Rancher 2 behind Proxy with FQDN

Hi,
I created a RKE cluster, then installed cert-manager and rancher on it.
It worked, but the catalog reading failed, I got the error from the git clone line.
I checked all nodes and git clone works fine, behind a proxy.
So I guessed it was an internal Rancher configuration as I forgot to put --set proxy=… and --set noProxy=… in the helm install command line, as suggested here.
BTW it would be useful to put it before the install instructions and not after.
That docs says I have to put all IP addresses from nodes in the noProxy. Can’t I just add the fqdn or a wildcard like “cluster.mydomain” in the noProxy parameter?
This other doc mentioned I should set the HTTP_PROXY and the HTTPS_PROXY env var, but where? On each node?
I already configured the proxy for docker in systemd ans thought it was enough.
Thanks for your help, this software is awesome timesaver.

I have found that setting HTTP_PROXY on the node does not work for rancher itself. It will allow docker out but not rancher so things like catalog refresh fails. To get around this I modify the rancher deployment.

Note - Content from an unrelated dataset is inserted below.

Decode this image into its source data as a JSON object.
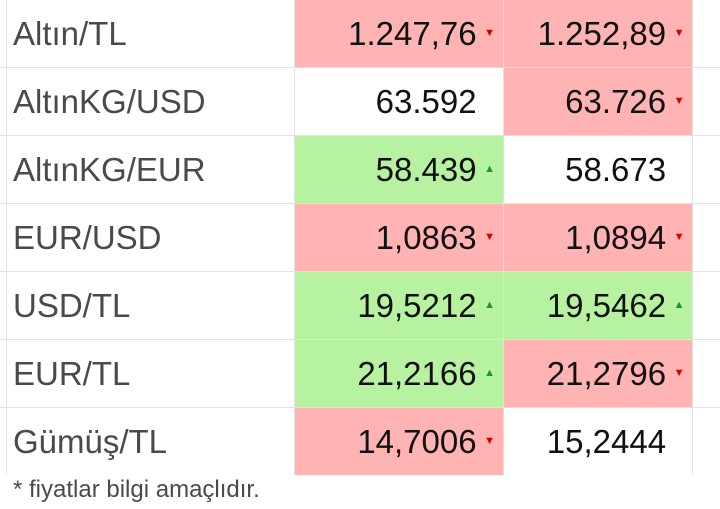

In the system project, edit in yaml the rancher deployment in the cattle-system namespace. I add the proxy setting in this section like so:

     containers:
  - args:
    - --http-listen-port=80
    - --https-listen-port=443
    - --add-local=auto
    env:
    - name: CATTLE_NAMESPACE
      value: cattle-system
    - name: CATTLE_PEER_SERVICE
      value: rancher
    name: HTTPS_PROXY
      value: http://proxy.domain.com:8080
    - name: HTTP_PROXY
      value: http://proxy.domain.com:8080
    - name: NO_PROXY
      value: localhost,127.0.0.1,0.0.0.0,10.0.0.0/8,192.168.10.0/24
    image: rancher/rancher:v2.3.5
1 Like

Thanks a lot for this information. I don’t have this file in my process as I use the official Rancher doc, I deployed Rancher with Helm.

I also deploy rancher via helm. You can edit the deployment right from the browser using the rancher interface.

OK, but how can I access the Rancher UI before deploying Rancher?

You cant. Modify it after deployment is complete. Im sure there is a way to modify it before deployment but I dont know how.

Hi, thank you for your help, I found how to do it, I just updated Rancher with the --set proxy parameter, as Rancher was already up to date, it fixed my proxy problem.